JOURNALISTE : Autrement dit, c’est La Haye ou la guerre ?
Ν. DENDIAS : Non.
JOURNALISTE : Nombreux ont été les professeurs qui ont soutenu un recours à La Haye pour voir quels sont nos différends. Ce qui nous sépare. Si on a recours à La Haye sans avoir un agenda, on perdra certaines choses que nous n’avons pas. Ma question est donc la suivante  - et la critique exercée contre vous porte essentiellement sur ce point – pouvons-nous exercer par exemple une politique plus agressive destinée à dissuader l’autre partie de provoquer un incident ?
Ν. DENDIAS : Nombreux sont ceux qui me disent et parfois au sein du parlement aussi, qu’il faut faire preuve d’une plus grande détermination. Mais lorsque je leur demande de fixer des objectifs spécifiques quant aux mesures ou les actions qu’il faut entreprendre, il n’y a aucune réponse de leur part. Cela est une position vague.
En ce qui me concerne, je dis quelle est la priorité du gouvernement de Mitsotakis et quelle est la mission que le Premier ministre m’a confiée, lequel m’a nommé à ce poste. Il faut essayer de préserver la capacité de l’économie grecque de se développer et la capacité de la société grecque de vivre en paix, en défendant le territoire national et nos droits nationaux et souverains. Telle est la description de notre mission. Tel est le « job description », pour emprunter l’expression anglaise. Tel est l’objectif du gouvernement. Si quelqu’un demande au gouvernement de Mitsotakis de déclarer la guerre à la Turquie, cela ne fait pas partie de la mission qui m’a été confiée. Nous ne voulons pas cela. Nous voulons un pays moderne européen avec des canaux de communication ouverts qui défendra sa souveraineté et ses droits souverains. Je pense qu’il s’agit d’une conjoncture difficile et la situation est bien tendue, il ne faut pas se leurrer. Toutefois, il est agréable de voir ces derniers jours une tendance à retourner au calme.

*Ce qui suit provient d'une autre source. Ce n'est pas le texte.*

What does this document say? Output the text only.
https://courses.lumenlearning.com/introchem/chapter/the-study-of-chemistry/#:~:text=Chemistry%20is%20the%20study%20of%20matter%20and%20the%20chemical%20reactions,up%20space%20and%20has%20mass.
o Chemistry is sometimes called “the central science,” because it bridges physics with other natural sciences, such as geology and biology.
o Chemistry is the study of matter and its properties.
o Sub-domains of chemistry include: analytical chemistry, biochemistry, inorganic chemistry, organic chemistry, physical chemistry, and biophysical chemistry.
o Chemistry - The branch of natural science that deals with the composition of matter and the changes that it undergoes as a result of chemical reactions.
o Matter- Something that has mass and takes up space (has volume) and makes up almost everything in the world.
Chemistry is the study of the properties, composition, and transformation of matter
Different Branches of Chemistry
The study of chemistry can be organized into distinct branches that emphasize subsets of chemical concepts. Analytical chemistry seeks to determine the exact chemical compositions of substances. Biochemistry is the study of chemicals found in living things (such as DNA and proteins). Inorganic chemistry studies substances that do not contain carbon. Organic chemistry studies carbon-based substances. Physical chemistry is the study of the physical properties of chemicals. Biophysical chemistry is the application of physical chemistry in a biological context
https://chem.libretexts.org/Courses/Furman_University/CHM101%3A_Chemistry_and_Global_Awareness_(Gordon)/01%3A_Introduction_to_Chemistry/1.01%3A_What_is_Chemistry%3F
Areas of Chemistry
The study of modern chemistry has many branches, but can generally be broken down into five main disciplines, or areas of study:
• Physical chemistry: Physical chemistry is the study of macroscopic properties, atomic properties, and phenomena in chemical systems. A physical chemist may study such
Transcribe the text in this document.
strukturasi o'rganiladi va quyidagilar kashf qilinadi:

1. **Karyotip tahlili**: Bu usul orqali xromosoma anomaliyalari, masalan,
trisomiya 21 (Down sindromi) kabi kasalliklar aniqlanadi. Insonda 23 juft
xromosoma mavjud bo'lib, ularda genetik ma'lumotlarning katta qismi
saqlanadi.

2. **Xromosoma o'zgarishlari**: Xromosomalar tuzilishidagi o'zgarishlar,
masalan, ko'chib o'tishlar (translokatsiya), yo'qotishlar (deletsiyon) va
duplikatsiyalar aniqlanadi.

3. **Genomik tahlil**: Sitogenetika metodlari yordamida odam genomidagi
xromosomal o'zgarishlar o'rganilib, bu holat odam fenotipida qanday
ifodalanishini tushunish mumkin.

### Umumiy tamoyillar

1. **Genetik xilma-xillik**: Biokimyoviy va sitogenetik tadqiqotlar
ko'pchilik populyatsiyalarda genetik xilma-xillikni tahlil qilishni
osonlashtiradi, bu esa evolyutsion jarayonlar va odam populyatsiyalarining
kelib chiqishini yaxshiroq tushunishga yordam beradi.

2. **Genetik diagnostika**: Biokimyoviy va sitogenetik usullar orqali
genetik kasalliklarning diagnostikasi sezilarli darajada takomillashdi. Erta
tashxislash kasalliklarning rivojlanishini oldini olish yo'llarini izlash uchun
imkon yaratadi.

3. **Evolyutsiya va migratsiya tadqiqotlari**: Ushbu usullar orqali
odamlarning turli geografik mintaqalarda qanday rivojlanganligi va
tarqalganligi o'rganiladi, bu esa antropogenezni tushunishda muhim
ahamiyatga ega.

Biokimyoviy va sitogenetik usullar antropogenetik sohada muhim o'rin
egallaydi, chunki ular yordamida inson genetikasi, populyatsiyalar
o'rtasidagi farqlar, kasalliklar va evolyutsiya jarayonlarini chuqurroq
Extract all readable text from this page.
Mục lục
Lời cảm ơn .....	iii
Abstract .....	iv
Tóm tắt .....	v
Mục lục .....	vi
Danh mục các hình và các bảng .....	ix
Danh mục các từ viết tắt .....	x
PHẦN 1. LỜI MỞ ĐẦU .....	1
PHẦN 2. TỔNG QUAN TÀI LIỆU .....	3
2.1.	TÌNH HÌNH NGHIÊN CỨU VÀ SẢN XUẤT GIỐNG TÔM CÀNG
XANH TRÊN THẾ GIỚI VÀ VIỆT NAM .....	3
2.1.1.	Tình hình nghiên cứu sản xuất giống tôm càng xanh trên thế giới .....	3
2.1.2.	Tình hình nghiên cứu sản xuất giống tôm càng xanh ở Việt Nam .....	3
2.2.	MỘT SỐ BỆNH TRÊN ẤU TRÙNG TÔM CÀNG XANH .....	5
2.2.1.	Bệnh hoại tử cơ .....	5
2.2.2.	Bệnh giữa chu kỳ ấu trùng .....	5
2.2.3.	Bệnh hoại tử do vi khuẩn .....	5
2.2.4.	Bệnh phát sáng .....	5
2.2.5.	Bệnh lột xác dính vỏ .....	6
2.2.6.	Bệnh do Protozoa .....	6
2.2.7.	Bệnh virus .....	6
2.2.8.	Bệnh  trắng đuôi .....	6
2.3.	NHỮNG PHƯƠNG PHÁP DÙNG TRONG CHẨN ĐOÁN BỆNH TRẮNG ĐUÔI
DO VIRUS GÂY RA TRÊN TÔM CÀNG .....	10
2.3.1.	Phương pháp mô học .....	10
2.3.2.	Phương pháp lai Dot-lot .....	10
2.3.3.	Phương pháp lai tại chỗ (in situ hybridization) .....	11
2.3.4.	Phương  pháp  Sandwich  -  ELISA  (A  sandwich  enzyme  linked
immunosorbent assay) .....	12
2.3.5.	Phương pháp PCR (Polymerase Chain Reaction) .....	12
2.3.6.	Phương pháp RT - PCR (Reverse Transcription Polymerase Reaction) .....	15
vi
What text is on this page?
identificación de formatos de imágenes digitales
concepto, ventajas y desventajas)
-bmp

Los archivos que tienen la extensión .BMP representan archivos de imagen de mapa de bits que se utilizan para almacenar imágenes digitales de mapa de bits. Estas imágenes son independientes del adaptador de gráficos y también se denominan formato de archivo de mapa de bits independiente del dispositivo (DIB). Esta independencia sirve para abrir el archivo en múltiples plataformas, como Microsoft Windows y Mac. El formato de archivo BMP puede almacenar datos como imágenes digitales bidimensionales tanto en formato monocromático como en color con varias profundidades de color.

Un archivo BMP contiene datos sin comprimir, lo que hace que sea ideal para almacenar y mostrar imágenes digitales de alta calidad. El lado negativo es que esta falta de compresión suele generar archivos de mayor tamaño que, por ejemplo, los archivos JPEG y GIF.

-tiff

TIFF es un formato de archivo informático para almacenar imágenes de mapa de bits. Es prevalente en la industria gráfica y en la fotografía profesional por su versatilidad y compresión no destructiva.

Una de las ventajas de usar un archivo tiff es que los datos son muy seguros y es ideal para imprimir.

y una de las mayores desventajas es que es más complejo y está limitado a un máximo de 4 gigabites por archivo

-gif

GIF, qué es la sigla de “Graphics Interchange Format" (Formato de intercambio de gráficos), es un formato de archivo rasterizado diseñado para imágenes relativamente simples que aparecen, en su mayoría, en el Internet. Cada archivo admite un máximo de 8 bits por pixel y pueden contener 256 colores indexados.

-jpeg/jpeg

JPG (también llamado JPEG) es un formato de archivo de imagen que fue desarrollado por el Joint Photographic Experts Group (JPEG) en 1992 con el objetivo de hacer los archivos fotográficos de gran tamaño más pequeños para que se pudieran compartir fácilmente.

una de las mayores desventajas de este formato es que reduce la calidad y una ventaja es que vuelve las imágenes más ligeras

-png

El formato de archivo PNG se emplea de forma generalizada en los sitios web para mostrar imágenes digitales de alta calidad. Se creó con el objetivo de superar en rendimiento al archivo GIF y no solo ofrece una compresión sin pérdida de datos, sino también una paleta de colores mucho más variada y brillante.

JOURNALISTE : Cela est le plus intéressant de tout ce que vous dites car tout le reste…
Ν. DENDIAS : C’est cela que je constate, la situation était très tendue ces derniers temps.

JOURNALISTE : Cette désescalade pourrait nous conduire à une période moins tendue lors de la réunion à Munich. Une réunion ne se tiendra-t-elle pas là-bas ? Est-ce que nous y serons présents ?  Car j’entends dire que…
Ν. DENDIAS : Je…
JOURNALISTE : Est-ce que je peux conclure ma question ?
Ν. DENDIAS: Je vous en prie.

JOURNALISTE : On entend parler, nous en avons discuté avec Olga avant l’émission, d’un effort visant à parvenir à une entente sur l’organisation d’une rencontre là-bas entre le Premier ministre et Erdogan et entre vous-même probablement et Cavusoglu.
Ν. DENDIAS : D’après ce que je sais, le Premier ministre n’ira pas à Munich, c’est moi qui irais.
JOURNALISTE : Cavusoglu ?
Ν. DENDIAS : Cavusoglu se rendra à Munich.
JOURNALISTE : Allez-vous vous entretenir ?
JOURNALISTE : Irez-vous à Munich en quelle qualité ?
Ν. DENDIAS : j’irai en ma qualité de ministre des Affaires étrangères.
JOURNALISTE : Sommes-nous donc invités à cette réunion ? Car c’est la suite du Processus de Berlin.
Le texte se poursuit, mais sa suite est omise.